We learn that the balloons probably aren’t going up until toward the end of the 5:30 window, so we wander around the vendors. There’s wine and beer, carnival-type food, various crafts. Walt opts for a beer while I head for the fudge shop and the Black Dynamite Coffee Roasters, getting both a cup for now and a bag of beans to go. I’m not normally into vendor freebies – I don’t need highlighters or pens or pads of papers but I see two different tents where’s they’re handing out reusable grocery bags. Ah, something we could use! I snag one from each, feeling like they’ve just handed me gold. Then we head to the bandstand and listen to some bluegrass until we see the balloons start to inflate in the field behind us.
It’s a perfect blue-sky evening to watch them all ascend. Walt favors the crab-shaped balloon. I like some of the different colored ones.
We head home, still spotting a few balloons in the air.
The next day is rainy. One thing I’ve noticed about Asheville is that the storms come and go very quickly. In DC, it seemed like we’d get a couple of days of clouds, then a day or two of rain, then some more days of clouds before it cleared up. Here the storms seem to develop one night, give us one lousy day of rain, then blow out the following night and we’re back to blue skies, which is very much OK with us.

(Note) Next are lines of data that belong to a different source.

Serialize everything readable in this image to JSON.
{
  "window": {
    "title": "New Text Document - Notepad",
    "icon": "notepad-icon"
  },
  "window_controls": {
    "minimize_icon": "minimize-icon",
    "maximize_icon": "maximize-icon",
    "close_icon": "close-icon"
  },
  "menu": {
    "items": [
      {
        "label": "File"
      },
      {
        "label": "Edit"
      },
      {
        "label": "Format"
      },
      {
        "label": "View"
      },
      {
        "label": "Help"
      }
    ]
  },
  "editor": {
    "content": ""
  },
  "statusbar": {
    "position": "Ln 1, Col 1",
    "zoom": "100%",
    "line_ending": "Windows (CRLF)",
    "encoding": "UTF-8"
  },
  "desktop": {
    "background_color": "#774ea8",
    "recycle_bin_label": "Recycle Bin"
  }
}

So the rain leaves and we give it an extra day to dry out because it was a lot of rain before we head out on our next hike. It’s called High Windy but it’s only a 6-mile loop with about 1,500 feet of elevation gain. It’s another lovely day, although High Windy does live up to its name. We did this hike because it was close and short and it didn’t list any stream crossings, which seems like a good idea. Not much for views, but a very nice day.
Between putting practice (we warm up at separate holes then hit half a dozen balls each from the same spot to see who “wins” the hole), hiking, and driving around looking at land for sale, our third week flies by very quickly.